I wait in line to get in the arena, browsing Twitter. All the other social media companies failed, but somehow, Twitter remains. It’s like a cockroach that won’t die. When I reach the gate, my ticket is automatically read on my NetLu phone. I pass through a metal detector, then a banned plastics detector, and finally a large German Shepherd sniffs me warily.
Inside the doors, I’m handed a bobble head of Champ and 17 NFTs are downloaded onto my ticket account. I did not ask for them and don’t know how to delete them or the 57 others in my account. My entire collection is worth seven dollars and change.
I splurge for the cheese covered meat cubes. A lot of people are put off by the fact that the meat is grown in the lab and is of dubious origins, but I don’t mind. It tastes fine. I settle into my seat and watch the players warm up. The team isn’t good, hasn’t been good since Luka left for the Miami Heat. But they’re a spirited bunch and I like to watch basketball.
The new edition of the Seattle Supersonics jump out to a 20-7 lead. The crowd is dead, but the Mavs dancers are going through their routine and Champ is trying to rouse people into making some noise. Mavs Man used to be better at this, but he was banned years ago due to inciting terror among children. It’s the last good thing the government has done.
By the middle of the second quarter, the Mavericks are down 48-24 and even I’m a little bored. There’s a rookie who’s promising, Chandler Jones, but he’s still learning the ropes of being in the NBA. He’s getting bullied around the court, and the guy next to me observes that Jones needs to put on some weight. I joke that he should eat the meat cubes.
At halftime a gang of Real Hoopers storm the floor. They wear chains bearing the icons of the saints they praise—Lou Williams, Trae Young, and Jamal Crawford.
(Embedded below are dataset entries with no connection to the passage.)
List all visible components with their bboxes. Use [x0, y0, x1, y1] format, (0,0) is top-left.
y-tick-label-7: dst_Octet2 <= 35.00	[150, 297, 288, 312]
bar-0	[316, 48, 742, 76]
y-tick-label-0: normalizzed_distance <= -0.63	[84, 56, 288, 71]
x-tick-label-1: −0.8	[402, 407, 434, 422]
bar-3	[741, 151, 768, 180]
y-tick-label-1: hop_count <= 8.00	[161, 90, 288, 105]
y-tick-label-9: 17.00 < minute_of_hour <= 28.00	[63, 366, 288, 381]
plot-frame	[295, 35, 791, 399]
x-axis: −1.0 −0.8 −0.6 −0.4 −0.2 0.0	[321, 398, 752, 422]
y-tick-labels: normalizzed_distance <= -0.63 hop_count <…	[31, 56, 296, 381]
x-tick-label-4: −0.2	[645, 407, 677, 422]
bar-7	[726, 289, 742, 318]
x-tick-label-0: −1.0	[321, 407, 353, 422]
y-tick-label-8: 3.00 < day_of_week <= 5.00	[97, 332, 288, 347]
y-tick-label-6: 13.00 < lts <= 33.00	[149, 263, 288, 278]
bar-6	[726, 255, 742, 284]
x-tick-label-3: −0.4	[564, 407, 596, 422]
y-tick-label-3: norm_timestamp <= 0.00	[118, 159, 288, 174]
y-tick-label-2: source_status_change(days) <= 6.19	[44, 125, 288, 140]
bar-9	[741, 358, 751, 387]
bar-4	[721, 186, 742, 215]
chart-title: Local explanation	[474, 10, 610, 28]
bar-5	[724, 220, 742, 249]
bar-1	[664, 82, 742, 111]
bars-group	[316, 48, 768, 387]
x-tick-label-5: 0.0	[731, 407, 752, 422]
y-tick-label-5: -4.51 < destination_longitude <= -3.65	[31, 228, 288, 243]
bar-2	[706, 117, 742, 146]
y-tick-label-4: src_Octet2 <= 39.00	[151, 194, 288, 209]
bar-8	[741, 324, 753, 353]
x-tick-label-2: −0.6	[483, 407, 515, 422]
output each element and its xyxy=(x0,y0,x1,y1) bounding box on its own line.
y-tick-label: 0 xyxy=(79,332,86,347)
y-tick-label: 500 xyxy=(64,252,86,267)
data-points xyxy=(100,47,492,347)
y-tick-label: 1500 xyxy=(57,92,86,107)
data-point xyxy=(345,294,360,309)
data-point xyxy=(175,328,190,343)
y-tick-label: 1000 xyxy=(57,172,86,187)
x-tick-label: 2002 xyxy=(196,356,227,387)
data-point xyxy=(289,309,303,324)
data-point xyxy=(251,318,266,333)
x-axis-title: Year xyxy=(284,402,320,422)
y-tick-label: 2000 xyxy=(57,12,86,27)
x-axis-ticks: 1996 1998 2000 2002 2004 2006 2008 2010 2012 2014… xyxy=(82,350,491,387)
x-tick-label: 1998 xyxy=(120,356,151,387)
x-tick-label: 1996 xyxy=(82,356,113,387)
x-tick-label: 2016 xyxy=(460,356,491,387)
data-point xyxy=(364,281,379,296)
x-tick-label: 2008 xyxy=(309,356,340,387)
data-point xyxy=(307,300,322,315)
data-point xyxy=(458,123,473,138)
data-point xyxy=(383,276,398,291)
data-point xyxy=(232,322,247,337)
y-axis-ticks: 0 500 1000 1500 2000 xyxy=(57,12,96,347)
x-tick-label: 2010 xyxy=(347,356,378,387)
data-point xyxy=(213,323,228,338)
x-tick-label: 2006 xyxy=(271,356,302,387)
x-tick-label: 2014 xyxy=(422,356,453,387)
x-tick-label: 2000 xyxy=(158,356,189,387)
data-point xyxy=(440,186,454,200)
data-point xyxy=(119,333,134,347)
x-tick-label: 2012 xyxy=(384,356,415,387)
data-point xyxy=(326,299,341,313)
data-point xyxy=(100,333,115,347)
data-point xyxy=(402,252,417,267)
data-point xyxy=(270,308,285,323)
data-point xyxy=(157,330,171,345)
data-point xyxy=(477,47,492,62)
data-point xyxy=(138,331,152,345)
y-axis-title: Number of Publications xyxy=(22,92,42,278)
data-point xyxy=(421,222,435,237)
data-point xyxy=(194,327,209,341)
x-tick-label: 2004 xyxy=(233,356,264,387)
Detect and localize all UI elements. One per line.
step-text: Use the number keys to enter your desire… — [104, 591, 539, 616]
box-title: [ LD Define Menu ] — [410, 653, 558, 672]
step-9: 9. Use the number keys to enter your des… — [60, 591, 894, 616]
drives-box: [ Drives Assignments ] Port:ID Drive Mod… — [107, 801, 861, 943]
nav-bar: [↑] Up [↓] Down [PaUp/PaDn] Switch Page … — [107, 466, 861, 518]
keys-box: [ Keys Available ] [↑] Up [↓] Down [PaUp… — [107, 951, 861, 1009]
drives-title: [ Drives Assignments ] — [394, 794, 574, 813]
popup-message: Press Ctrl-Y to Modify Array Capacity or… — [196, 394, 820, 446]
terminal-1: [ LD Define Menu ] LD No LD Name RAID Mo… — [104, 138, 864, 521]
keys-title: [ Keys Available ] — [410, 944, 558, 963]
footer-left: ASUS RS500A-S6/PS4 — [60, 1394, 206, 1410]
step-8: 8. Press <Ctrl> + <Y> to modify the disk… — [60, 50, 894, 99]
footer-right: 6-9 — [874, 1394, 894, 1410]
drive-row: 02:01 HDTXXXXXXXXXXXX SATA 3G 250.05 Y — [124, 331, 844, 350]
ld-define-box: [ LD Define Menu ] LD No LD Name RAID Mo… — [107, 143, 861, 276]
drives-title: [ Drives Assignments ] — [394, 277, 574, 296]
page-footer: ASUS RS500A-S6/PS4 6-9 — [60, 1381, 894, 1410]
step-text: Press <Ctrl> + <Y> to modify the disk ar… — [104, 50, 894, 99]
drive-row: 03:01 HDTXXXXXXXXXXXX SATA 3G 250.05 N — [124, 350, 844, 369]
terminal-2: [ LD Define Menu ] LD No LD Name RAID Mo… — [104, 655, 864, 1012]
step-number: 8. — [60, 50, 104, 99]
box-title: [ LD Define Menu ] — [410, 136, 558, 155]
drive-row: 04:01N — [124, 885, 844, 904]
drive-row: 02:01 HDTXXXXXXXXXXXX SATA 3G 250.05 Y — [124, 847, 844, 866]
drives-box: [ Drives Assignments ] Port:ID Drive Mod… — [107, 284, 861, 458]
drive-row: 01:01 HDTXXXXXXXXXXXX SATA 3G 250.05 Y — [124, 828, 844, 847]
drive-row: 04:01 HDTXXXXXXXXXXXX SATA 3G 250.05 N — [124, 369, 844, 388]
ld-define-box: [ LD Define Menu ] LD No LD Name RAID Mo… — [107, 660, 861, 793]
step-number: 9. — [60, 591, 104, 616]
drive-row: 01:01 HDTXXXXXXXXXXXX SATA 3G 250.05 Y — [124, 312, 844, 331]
They get off dozens of shots and beat their chest before the Mavs Maniacs toss them out of the arena. I used to wish the Maniacs would return to the affable and slightly overweight goofs that entertained us during breaks, but today I was grateful that they’re now actual maniacs fueled by steroids and Red Bull.
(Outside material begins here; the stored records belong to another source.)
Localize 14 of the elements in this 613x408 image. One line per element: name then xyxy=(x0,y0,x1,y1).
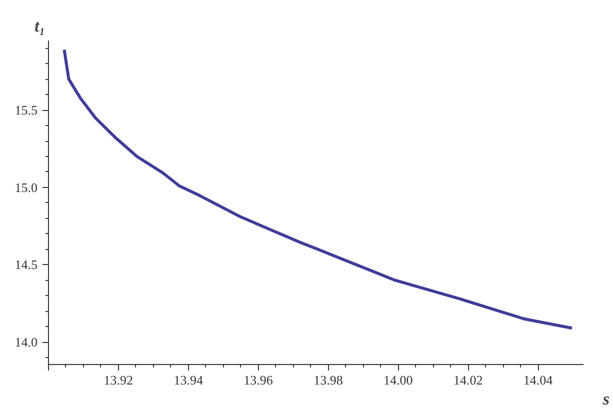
x-tick-label: 14.02 xyxy=(453,372,483,388)
y-tick-label: 15.5 xyxy=(14,102,38,118)
y-axis-title: t₁ xyxy=(34,16,46,36)
x-tick-label: 13.96 xyxy=(244,372,274,388)
x-tick-label: 13.94 xyxy=(174,372,204,388)
y-tick-label: 15.0 xyxy=(14,180,38,195)
x-tick-label: 14.00 xyxy=(384,372,413,388)
line-series xyxy=(62,48,574,330)
x-tick-label: 13.98 xyxy=(314,372,343,388)
x-tick-label: 13.92 xyxy=(104,372,134,388)
y-tick-label: 14.0 xyxy=(14,334,38,350)
x-tick-label: 14.04 xyxy=(523,372,554,388)
y-tick-label: 14.5 xyxy=(14,257,38,272)
x-axis-title: s xyxy=(602,390,610,408)
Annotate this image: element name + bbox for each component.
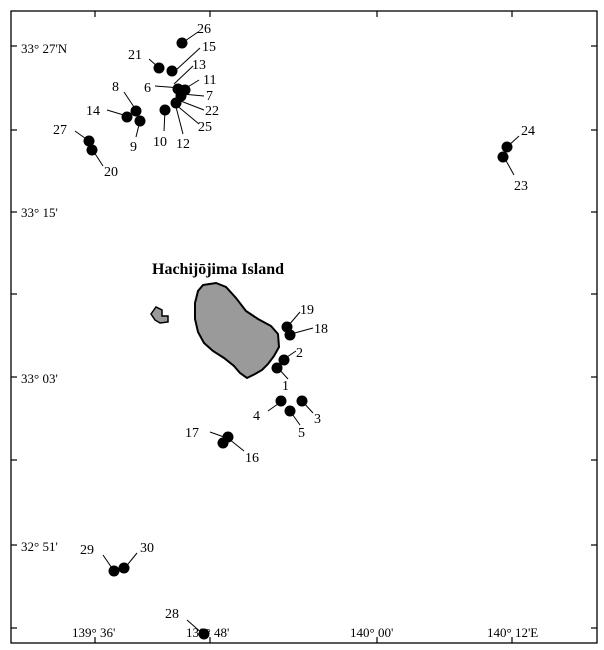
station-3-dot xyxy=(296,395,308,407)
station-label-3: 3 xyxy=(314,412,321,427)
lat-label-2: 33° 15' xyxy=(21,205,58,220)
station-1-dot xyxy=(271,362,283,374)
station-label-14: 14 xyxy=(86,104,100,119)
station-26-dot xyxy=(176,37,188,49)
station-label-30: 30 xyxy=(140,541,154,556)
station-label-8: 8 xyxy=(112,80,119,95)
station-label-28: 28 xyxy=(165,607,179,622)
station-16-dot xyxy=(217,437,229,449)
station-label-15: 15 xyxy=(202,40,216,55)
station-label-27: 27 xyxy=(53,123,67,138)
station-10-dot xyxy=(159,104,171,116)
station-label-10: 10 xyxy=(153,135,167,150)
station-15-dot xyxy=(166,65,178,77)
station-23-dot xyxy=(497,151,509,163)
station-label-22: 22 xyxy=(205,104,219,119)
station-label-18: 18 xyxy=(314,322,328,337)
stations xyxy=(83,37,513,640)
station-21-dot xyxy=(153,62,165,74)
lat-label-3: 33° 03' xyxy=(21,371,58,386)
station-label-11: 11 xyxy=(203,73,216,88)
station-label-1: 1 xyxy=(282,379,289,394)
leader-lines xyxy=(74,31,520,635)
station-label-12: 12 xyxy=(176,137,190,152)
lon-label-3: 140° 00' xyxy=(350,625,393,640)
station-29-dot xyxy=(108,565,120,577)
station-label-19: 19 xyxy=(300,303,314,318)
station-label-25: 25 xyxy=(198,120,212,135)
station-label-13: 13 xyxy=(192,58,206,73)
station-label-21: 21 xyxy=(128,48,142,63)
station-2-dot xyxy=(278,354,290,366)
station-label-24: 24 xyxy=(521,124,535,139)
station-28-dot xyxy=(198,628,210,640)
station-18-dot xyxy=(284,329,296,341)
bottom-ticks xyxy=(94,637,513,643)
top-ticks xyxy=(94,11,513,17)
station-8-dot xyxy=(130,105,142,117)
island-label: Hachijōjima Island xyxy=(152,261,284,278)
station-7-dot xyxy=(170,97,182,109)
map-frame xyxy=(10,10,598,644)
station-label-17: 17 xyxy=(185,426,199,441)
station-label-23: 23 xyxy=(514,179,528,194)
station-label-4: 4 xyxy=(253,409,260,424)
station-labels: 26 15 21 13 11 8 6 7 14 22 25 27 10 12 9… xyxy=(53,22,535,622)
right-ticks xyxy=(591,45,597,629)
lat-label-1: 33° 27'N xyxy=(21,41,68,56)
station-14-dot xyxy=(121,111,133,123)
station-label-7: 7 xyxy=(206,89,213,104)
station-5-dot xyxy=(284,405,296,417)
station-24-dot xyxy=(501,141,513,153)
station-27-dot xyxy=(83,135,95,147)
station-label-2: 2 xyxy=(296,346,303,361)
kojima-island xyxy=(150,306,169,324)
station-20-dot xyxy=(86,144,98,156)
hachijojima-island xyxy=(194,281,281,380)
left-ticks xyxy=(11,45,17,629)
station-label-9: 9 xyxy=(130,140,137,155)
station-4-dot xyxy=(275,395,287,407)
lat-label-4: 32° 51' xyxy=(21,539,58,554)
station-label-29: 29 xyxy=(80,543,94,558)
lon-label-1: 139° 36' xyxy=(72,625,115,640)
station-label-20: 20 xyxy=(104,165,118,180)
station-label-5: 5 xyxy=(298,426,305,441)
station-label-6: 6 xyxy=(144,81,151,96)
station-label-26: 26 xyxy=(197,22,211,37)
station-label-16: 16 xyxy=(245,451,259,466)
station-9-dot xyxy=(134,115,146,127)
station-30-dot xyxy=(118,562,130,574)
lon-label-4: 140° 12'E xyxy=(487,625,538,640)
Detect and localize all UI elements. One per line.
The rest of the game goes by pretty quickly. It turns into a layup line for the SuperSonics, and I get to see some pretty cool dunks, which is always fun. The four years where Commissioner Mark Tatum outlawed them were pretty bland. When the game ends, another NFT of the score is downloaded onto my account, as if I want to remember this. I ask the teenager next to me if he wants me to transfer it to him, no cost, and he just shrugs. “I’m just here to make some videos for my page,” he says. “On Tiktok?” I ask. “Haha, no, not Tiktok gramps,” he replies. I pour what’s left of my craft hazy sour IPA in his lap and head for the exit.
As I’m leaving, I glance up at the rafters and think I see Mavs Man lurking. I feel bad for him, but it’s better this way. I buy some meat cubes for the road, but skip the cheese. I’m trying to be more healthy. On the tramway home, I find that little punk’s page and report it for terrorism, hateful speech, the works. Then I skim a mock draft for next summer.